Virginia, long at the forefront of public-private partnership (P3) legislation, has enacted new measures to protect the public from high-risk projects. On March 6, 2015, the Virginia General Assembly enacted House Bill 1886 (HB 1886), which requires a front-end assessment of project risk and a public interest finding for P3 projects.
The Virginia Public-Private Transportation Act of 1995 (PPTA) provides for the construction and operation of public transportation facilities via contracts with private entities. The purpose of the PPTA is “to encourage investment in the Commonwealth” with “the greatest possible flexibility in contracting with each other for the provision of [such] public services.” A private entity that seeks authorization to develop or operate a transportation facility must obtain approval of the responsible public entity. The responsible public entity may approve such a project if it determines that the project serves the “public purpose” of the PPTA.

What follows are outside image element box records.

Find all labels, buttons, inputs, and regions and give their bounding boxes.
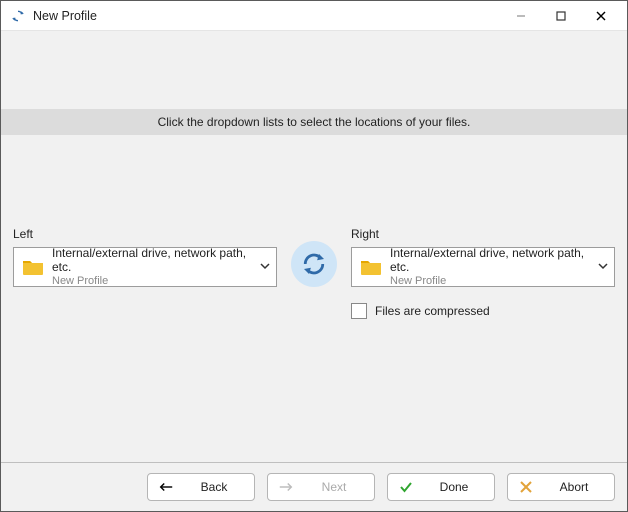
left-location-dropdown[interactable]: Internal/external drive, network path, e… — [13, 247, 277, 287]
next-label: Next — [304, 480, 364, 494]
done-button[interactable]: Done — [387, 473, 495, 501]
folder-icon — [360, 258, 382, 276]
window-title: New Profile — [33, 9, 97, 23]
instruction-banner: Click the dropdown lists to select the l… — [1, 109, 627, 135]
footer: Back Next Done Abort — [1, 462, 627, 511]
chevron-down-icon — [598, 260, 608, 274]
left-pane: Left Internal/external drive, network pa… — [13, 227, 277, 287]
compressed-row: Files are compressed — [351, 303, 615, 319]
right-dropdown-main: Internal/external drive, network path, e… — [390, 246, 592, 275]
done-label: Done — [424, 480, 484, 494]
back-label: Back — [184, 480, 244, 494]
titlebar: New Profile — [1, 1, 627, 31]
abort-button[interactable]: Abort — [507, 473, 615, 501]
right-location-dropdown[interactable]: Internal/external drive, network path, e… — [351, 247, 615, 287]
arrow-right-icon — [278, 481, 294, 493]
maximize-button[interactable] — [541, 2, 581, 30]
check-icon — [398, 481, 414, 493]
right-dropdown-sub: New Profile — [390, 275, 592, 288]
left-dropdown-text: Internal/external drive, network path, e… — [52, 246, 254, 288]
next-button: Next — [267, 473, 375, 501]
right-dropdown-text: Internal/external drive, network path, e… — [390, 246, 592, 288]
main-area: Click the dropdown lists to select the l… — [1, 31, 627, 462]
chevron-down-icon — [260, 260, 270, 274]
left-label: Left — [13, 227, 277, 241]
sync-arrows-icon — [299, 249, 329, 279]
close-button[interactable] — [581, 2, 621, 30]
compressed-label: Files are compressed — [375, 304, 490, 318]
x-icon — [518, 481, 534, 493]
window-controls — [501, 2, 621, 30]
left-dropdown-main: Internal/external drive, network path, e… — [52, 246, 254, 275]
right-pane: Right Internal/external drive, network p… — [351, 227, 615, 319]
arrow-left-icon — [158, 481, 174, 493]
compressed-checkbox[interactable] — [351, 303, 367, 319]
minimize-button[interactable] — [501, 2, 541, 30]
instruction-text: Click the dropdown lists to select the l… — [158, 115, 471, 129]
sync-indicator — [291, 241, 337, 287]
abort-label: Abort — [544, 480, 604, 494]
right-label: Right — [351, 227, 615, 241]
back-button[interactable]: Back — [147, 473, 255, 501]
location-panes: Left Internal/external drive, network pa… — [13, 227, 615, 319]
window: New Profile Click the dropdown lists to … — [0, 0, 628, 512]
left-dropdown-sub: New Profile — [52, 275, 254, 288]
app-sync-icon — [11, 9, 25, 23]
folder-icon — [22, 258, 44, 276]
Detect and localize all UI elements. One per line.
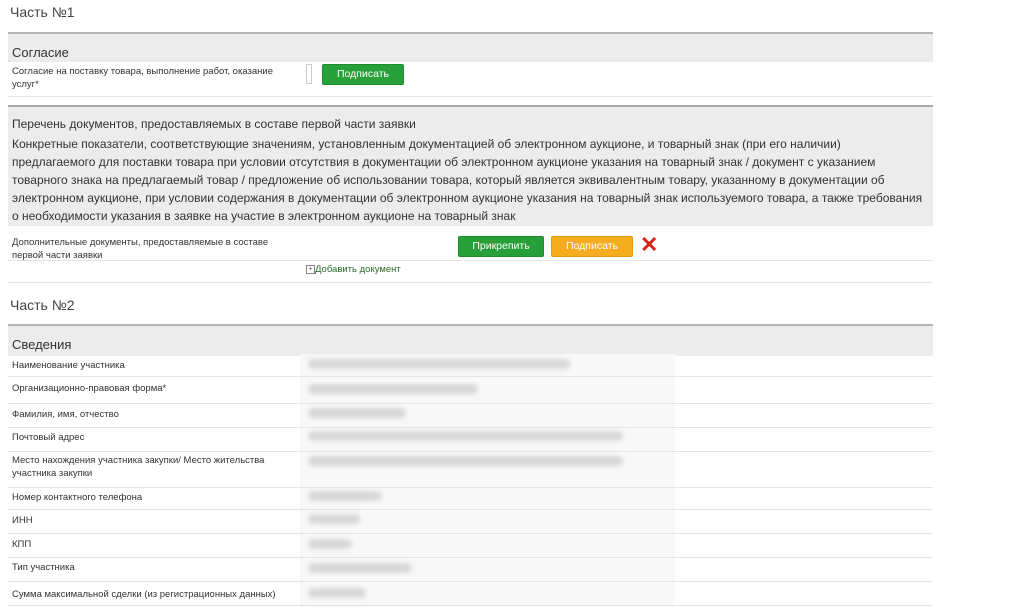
field-value-redacted — [308, 539, 352, 549]
attach-button[interactable]: Прикрепить — [458, 236, 544, 257]
field-row: Сумма максимальной сделки (из регистраци… — [8, 581, 933, 606]
additional-documents-label: Дополнительные документы, предоставляемы… — [12, 237, 269, 261]
consent-section-title: Согласие — [12, 45, 69, 60]
sign-button[interactable]: Подписать — [551, 236, 633, 257]
field-row: Фамилия, имя, отчество — [8, 403, 933, 428]
info-section-header: Сведения — [8, 324, 933, 356]
plus-square-icon: + — [306, 264, 315, 274]
field-value-redacted — [308, 384, 478, 394]
field-row: Тип участника — [8, 557, 933, 582]
documents-section-title: Перечень документов, предоставляемых в с… — [12, 117, 416, 131]
field-value-redacted — [308, 359, 570, 369]
field-label: Наименование участника — [12, 360, 125, 371]
consent-sign-button[interactable]: Подписать — [322, 64, 404, 85]
consent-label: Согласие на поставку товара, выполнение … — [12, 66, 273, 90]
field-label: Фамилия, имя, отчество — [12, 409, 119, 420]
documents-description: Конкретные показатели, соответствующие з… — [12, 137, 923, 223]
part-1-title: Часть №1 — [10, 4, 75, 20]
field-row: Организационно-правовая форма* — [8, 376, 933, 404]
field-label: КПП — [12, 539, 32, 550]
consent-row: Согласие на поставку товара, выполнение … — [8, 62, 933, 97]
field-label: Номер контактного телефона — [12, 492, 143, 503]
field-value-redacted — [308, 408, 406, 418]
field-value-redacted — [308, 588, 366, 598]
part-2-title: Часть №2 — [10, 297, 75, 313]
field-label: Место нахождения участника закупки/ Мест… — [12, 455, 265, 479]
field-row: Номер контактного телефона — [8, 487, 933, 510]
field-row: Место нахождения участника закупки/ Мест… — [8, 451, 933, 488]
close-icon[interactable]: ✕ — [640, 234, 658, 256]
field-value-redacted — [308, 491, 382, 501]
field-value-redacted — [308, 456, 623, 466]
consent-section-header: Согласие — [8, 32, 933, 64]
consent-checkbox[interactable] — [306, 64, 312, 84]
field-row: Наименование участника — [8, 354, 933, 377]
field-value-redacted — [308, 431, 623, 441]
documents-section-header: Перечень документов, предоставляемых в с… — [8, 105, 933, 226]
field-value-redacted — [308, 563, 412, 573]
field-row: Почтовый адрес — [8, 427, 933, 452]
field-label: Тип участника — [12, 562, 75, 573]
field-row: КПП — [8, 533, 933, 558]
field-label: Организационно-правовая форма* — [12, 383, 167, 394]
add-document-label: Добавить документ — [315, 264, 401, 275]
additional-documents-row: Дополнительные документы, предоставляемы… — [8, 232, 933, 283]
field-label: Почтовый адрес — [12, 432, 85, 443]
field-row: ИНН — [8, 509, 933, 534]
field-label: ИНН — [12, 515, 33, 526]
info-section-title: Сведения — [12, 337, 72, 352]
field-value-redacted — [308, 514, 360, 524]
field-label: Сумма максимальной сделки (из регистраци… — [12, 589, 276, 600]
add-document-link[interactable]: + Добавить документ — [306, 264, 401, 275]
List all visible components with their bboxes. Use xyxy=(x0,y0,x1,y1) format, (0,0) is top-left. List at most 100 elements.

HB 1886 adds two key requirements to the PPTA. First, when submitting a request for approval to the public entity, the private entity must state “the risks, liabilities, and responsibilities to be transferred, assigned, or assumed by the private entity for the development and/or operation of the transportation facility, including revenue risk and operations and maintenance.”
Second, before initiating any procurement, the chief executive officer of the responsible public entity must make a finding of public interest. HB 1886 establishes the Transportation Public-Private Partnership Advisory Committee, which is required to make the public interest finding for procurements initiated by the Department of Transportation or the Department of Rail and Public Transportation.
The public interest finding must include a statement of risks, liabilities, and responsibilities, including whether revenue risk will transfer to the private entity and how to mitigate such risks in the P3 agreement, and a description of the risks, liabilities, and responsibilities that the public entity will retain. In addition, the public interest finding must state (1) the expected benefits to the public entity; (2) whether the project delivery risk is low, medium, or high, and if high, how the public’s interest will be protected by transferring the risks or responsibilities to the private entity; and (3) if the public entity proposes competitive negotiation, why this is more beneficial than competitive sealed bidding. And, before entering a P3 contract, the public entity must certify that the risks, liabilities, and responsibilities have not materially changed since the public interest finding.
In accordance with the forgoing requirements, the amended PPTA incorporates a statement of risk into the definition of “public purpose.” Previously, a facility served the “public purpose” if, among other things, there is a public need and the plans are reasonable and efficient. Now, a project serves a public purpose if, in addition to the forgoing, “[t]he risks, liabilities, and responsibilities transferred, assigned, or assumed by the private entity provide sufficient benefits to the public to not proceed with the development and/or operation of the transportation facility through other means of procurement available to the responsible public entity.”
As enacted, HB 1886 may place a heavy burden on contractors seeking work in the Commonwealth. The bill therefore has the potential to stifle private investment and make Virginia less competitive with the 33 other states that have now enacted P3 legislation. We will continue to monitor the impact of this legislation.